Regrettably COVID-19 has become the most talked about subject in our lives and the industry. My topic today is about the actions being taken by the main regulator in the aviation industry – ICAO. TIACA and ICAO have a long-standing practice of collaboration and coordination based on the Declaration signed in 2013. We are joining their Technical group working on joint actions related to COVID-19 (VTC). The group already consists of ICAO, WHO, IATA and ACI. It’s working alongside with the executive-level group (ICAO Secretary General, WHO Assistant Director General, Emergency Preparedness and International Health, ACI Director General and IATA Director General & CEO) have been held on 17 February 2020 and on 24 February 2020.
There are several objectives of these two Groups which are of interest to the air cargo industry from two points of view: to make input and to follow and disseminate information to the air cargo industry. The main ones:
- drafting guidance material on managing outbreaks that occur in aircraft and airport
- website for a single source aviation-specific guidelines on COVID-19
- preliminary analysis of the economic impact of COVID-19.
Generally speaking in response to the COVID-19 outbreak, ICAO has been actively providing aviation-related information on COVID-19 and serving as the key facilitator for States and organizations that are members of the ICAO Collaborative Arrangement for the Prevention and Management of Public Health Events in Civil Aviation (CAPSCA) programme.
So far, the Organization has issued two Electronic Bulletins and one State letter.
I want to point out that ICAO urged the States to strengthen their preparedness plans for managing risks relating to communicable disease outbreaks by implementing effective collaboration and coordination strategies with all stakeholders.

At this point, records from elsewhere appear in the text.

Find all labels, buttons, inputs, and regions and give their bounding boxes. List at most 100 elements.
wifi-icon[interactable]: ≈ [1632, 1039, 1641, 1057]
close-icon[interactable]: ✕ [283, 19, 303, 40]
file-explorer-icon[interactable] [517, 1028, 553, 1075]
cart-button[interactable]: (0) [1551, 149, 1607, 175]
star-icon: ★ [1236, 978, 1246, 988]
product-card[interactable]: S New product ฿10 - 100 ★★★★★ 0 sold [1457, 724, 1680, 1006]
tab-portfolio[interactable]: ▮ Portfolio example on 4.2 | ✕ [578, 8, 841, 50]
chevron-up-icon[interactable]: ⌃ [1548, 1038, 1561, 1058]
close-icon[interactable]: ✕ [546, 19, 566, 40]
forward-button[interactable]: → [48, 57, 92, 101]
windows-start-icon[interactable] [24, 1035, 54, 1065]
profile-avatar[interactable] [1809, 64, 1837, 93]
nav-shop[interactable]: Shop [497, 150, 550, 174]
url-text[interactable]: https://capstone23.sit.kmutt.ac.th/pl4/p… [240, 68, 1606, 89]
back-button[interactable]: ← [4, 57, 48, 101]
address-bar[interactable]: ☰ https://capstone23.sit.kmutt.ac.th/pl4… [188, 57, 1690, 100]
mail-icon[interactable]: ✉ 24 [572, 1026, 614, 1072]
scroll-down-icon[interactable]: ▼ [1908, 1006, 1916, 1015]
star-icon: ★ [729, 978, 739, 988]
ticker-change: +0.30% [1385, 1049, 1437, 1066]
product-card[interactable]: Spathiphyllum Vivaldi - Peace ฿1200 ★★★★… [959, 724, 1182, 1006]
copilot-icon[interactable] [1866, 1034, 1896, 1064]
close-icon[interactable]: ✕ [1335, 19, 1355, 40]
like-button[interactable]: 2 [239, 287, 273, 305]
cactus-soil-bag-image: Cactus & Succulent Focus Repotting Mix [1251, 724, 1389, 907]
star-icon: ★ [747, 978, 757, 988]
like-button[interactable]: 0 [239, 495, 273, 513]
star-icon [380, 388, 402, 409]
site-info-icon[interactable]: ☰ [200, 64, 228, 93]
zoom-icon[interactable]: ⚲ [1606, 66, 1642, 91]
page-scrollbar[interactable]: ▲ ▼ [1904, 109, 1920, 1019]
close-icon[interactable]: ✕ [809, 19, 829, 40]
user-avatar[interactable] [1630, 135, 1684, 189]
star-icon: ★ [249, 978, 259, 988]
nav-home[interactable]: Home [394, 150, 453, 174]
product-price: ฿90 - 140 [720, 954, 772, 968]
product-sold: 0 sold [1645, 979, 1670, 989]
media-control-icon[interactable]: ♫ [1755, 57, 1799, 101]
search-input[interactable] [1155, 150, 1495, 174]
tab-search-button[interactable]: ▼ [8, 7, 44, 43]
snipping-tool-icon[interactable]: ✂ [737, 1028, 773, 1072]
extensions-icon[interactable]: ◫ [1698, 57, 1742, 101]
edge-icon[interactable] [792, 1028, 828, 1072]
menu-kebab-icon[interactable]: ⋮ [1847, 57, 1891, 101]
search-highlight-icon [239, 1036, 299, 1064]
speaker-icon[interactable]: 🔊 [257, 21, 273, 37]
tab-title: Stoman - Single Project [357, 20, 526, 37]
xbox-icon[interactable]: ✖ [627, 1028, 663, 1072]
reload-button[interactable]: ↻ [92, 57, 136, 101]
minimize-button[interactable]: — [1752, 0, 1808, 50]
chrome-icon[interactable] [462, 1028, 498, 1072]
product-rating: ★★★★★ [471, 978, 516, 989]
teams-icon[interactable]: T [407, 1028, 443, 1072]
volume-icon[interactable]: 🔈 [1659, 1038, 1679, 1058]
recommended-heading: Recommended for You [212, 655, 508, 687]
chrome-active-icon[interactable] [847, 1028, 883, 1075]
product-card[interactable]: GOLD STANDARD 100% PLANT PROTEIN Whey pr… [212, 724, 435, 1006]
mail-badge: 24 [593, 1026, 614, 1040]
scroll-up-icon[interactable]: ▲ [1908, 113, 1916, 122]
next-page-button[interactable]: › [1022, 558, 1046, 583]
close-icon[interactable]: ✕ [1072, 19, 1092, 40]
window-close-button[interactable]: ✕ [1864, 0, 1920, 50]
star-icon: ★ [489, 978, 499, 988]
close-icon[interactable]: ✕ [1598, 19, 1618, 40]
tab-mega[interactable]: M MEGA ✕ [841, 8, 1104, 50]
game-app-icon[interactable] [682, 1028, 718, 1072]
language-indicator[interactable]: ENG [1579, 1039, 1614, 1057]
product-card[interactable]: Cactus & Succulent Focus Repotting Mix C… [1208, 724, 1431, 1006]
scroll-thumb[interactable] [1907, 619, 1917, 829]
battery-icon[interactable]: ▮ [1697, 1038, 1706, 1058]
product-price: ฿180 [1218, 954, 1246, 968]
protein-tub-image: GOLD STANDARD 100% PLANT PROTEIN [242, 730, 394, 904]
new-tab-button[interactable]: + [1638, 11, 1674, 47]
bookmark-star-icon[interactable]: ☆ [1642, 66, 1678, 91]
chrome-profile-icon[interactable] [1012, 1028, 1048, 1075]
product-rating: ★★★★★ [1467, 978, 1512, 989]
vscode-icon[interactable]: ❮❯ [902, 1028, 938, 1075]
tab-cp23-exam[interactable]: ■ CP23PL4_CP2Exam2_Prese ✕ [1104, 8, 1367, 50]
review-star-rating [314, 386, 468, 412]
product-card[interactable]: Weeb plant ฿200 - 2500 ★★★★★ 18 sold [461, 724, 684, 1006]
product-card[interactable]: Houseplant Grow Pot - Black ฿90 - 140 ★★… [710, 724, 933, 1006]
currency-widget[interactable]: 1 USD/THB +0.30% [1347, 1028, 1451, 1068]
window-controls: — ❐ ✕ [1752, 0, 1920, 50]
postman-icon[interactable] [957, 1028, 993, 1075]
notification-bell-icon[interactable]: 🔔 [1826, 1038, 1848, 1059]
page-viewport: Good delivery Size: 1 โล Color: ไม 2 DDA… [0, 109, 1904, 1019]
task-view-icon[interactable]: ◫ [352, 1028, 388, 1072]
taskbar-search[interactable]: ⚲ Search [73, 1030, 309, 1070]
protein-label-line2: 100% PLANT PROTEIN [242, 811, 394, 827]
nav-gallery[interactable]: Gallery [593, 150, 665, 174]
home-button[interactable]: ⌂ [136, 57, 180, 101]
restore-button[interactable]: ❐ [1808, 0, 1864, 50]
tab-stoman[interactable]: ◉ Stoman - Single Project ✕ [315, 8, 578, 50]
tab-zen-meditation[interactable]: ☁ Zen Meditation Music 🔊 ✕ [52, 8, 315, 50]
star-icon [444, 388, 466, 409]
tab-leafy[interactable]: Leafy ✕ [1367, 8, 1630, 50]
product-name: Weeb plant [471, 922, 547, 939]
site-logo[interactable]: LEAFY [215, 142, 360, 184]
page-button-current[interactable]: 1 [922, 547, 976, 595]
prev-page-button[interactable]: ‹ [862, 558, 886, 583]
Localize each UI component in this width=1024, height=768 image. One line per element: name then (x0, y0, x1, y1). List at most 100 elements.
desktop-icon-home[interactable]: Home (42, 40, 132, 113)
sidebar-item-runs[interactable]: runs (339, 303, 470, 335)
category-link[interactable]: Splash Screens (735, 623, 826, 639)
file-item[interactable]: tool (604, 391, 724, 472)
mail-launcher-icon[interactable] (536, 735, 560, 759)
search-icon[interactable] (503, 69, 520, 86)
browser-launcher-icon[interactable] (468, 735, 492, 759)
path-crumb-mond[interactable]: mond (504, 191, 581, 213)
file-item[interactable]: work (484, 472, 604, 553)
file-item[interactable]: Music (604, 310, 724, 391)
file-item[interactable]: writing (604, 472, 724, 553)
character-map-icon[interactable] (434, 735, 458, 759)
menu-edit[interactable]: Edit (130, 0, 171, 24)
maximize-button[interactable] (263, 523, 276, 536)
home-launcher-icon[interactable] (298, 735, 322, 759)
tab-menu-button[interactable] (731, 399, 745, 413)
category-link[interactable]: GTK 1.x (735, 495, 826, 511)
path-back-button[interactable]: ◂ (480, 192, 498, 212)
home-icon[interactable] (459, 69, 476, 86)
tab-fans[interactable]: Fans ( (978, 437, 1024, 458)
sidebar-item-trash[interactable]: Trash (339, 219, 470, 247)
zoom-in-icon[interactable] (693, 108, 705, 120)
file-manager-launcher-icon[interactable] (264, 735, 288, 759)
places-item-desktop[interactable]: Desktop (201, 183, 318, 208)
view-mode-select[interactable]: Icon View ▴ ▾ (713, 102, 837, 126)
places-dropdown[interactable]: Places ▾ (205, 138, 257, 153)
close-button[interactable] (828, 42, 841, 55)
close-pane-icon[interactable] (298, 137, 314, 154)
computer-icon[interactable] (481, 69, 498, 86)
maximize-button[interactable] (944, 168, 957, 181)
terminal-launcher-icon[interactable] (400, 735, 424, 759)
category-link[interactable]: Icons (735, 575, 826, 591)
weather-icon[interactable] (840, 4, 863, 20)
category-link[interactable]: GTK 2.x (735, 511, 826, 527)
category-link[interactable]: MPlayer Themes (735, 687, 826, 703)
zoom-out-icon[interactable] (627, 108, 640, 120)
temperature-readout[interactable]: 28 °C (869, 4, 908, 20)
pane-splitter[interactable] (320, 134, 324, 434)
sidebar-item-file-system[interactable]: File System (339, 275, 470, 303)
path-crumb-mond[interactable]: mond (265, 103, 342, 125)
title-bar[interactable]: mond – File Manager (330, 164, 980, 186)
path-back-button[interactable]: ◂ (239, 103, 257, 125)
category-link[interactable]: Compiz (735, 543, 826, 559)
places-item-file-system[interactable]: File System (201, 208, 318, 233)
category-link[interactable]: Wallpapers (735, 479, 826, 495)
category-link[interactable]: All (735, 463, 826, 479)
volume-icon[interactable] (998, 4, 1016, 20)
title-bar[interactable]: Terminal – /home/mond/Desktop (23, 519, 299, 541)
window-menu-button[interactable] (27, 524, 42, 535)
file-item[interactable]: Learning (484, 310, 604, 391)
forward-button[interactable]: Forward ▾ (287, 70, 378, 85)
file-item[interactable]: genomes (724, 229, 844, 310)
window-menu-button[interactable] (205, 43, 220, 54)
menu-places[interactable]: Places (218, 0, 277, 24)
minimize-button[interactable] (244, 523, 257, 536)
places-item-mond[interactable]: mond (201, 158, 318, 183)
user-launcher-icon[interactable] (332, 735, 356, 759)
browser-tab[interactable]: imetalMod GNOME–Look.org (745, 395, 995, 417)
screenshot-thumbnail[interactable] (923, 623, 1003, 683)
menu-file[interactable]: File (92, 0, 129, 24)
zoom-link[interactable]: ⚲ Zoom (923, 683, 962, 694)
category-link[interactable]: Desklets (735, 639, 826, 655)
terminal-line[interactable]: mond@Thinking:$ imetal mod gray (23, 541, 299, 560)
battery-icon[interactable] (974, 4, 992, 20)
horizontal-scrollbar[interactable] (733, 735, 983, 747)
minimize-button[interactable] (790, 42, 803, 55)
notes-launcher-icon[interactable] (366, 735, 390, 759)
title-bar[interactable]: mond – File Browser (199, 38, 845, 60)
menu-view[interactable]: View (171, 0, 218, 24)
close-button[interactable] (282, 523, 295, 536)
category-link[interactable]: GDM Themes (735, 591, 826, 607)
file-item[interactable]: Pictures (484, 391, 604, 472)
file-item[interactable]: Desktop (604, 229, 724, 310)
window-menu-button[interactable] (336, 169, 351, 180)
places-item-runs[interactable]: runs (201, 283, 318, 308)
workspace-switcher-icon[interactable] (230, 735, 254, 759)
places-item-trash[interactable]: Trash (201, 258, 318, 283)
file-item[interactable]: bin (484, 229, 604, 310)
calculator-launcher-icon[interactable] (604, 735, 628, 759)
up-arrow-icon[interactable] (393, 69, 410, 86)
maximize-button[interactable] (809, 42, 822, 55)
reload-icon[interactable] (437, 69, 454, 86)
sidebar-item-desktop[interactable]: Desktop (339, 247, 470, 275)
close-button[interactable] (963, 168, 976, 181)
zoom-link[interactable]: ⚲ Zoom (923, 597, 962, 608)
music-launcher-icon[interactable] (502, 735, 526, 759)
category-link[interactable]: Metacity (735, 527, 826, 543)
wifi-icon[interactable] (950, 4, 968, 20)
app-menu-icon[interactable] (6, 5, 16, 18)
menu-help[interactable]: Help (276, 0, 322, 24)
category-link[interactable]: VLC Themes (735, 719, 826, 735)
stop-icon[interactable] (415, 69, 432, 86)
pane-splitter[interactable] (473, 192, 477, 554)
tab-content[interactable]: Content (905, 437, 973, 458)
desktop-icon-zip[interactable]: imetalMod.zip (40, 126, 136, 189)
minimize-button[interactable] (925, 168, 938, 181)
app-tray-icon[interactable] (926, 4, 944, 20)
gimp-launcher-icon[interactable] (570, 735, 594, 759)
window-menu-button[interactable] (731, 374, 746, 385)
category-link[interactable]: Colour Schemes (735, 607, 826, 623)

TIACA this week started working closely with ICAO, the WHO, the Airport Council International (ACI) and the International Air Transport Association (IATA) at both technical and executive levels. This collaboration ensures synergies and coordinated, consistent efforts to address the COVID-19 outbreak. One of the key tasks is to provide guidance to aviation authorities, airlines, and airports on appropriate measures aimed to protect the health and reduce the risk of transmission.
There is another important topic dealt with in this set up – Economic impact of COVID-19 on air transport. Lessons learned from the diverse crises of the past decades have highlighted the vulnerability of air traffic to disease outbreaks. The latest estimates by the ICAO Secretariat indicate the following impact of the COVID-19 outbreak for the first quarter of 2020 in terms of scheduled international passenger traffic from/to China (including Hong Kong SAR of China, Macao SAR of China and cross-strait services from/to Taiwan, Province of China) during 1Q 2020 compared to originally-planned:
a) overall reduction ranging from 35% to 38% of seats offered by airlines;
b) overall reduction of 20.4 to 25.8 million passenger; and
c) approximately USD 4.9 to 6.3 billion potential loss of gross operating revenues of airlines.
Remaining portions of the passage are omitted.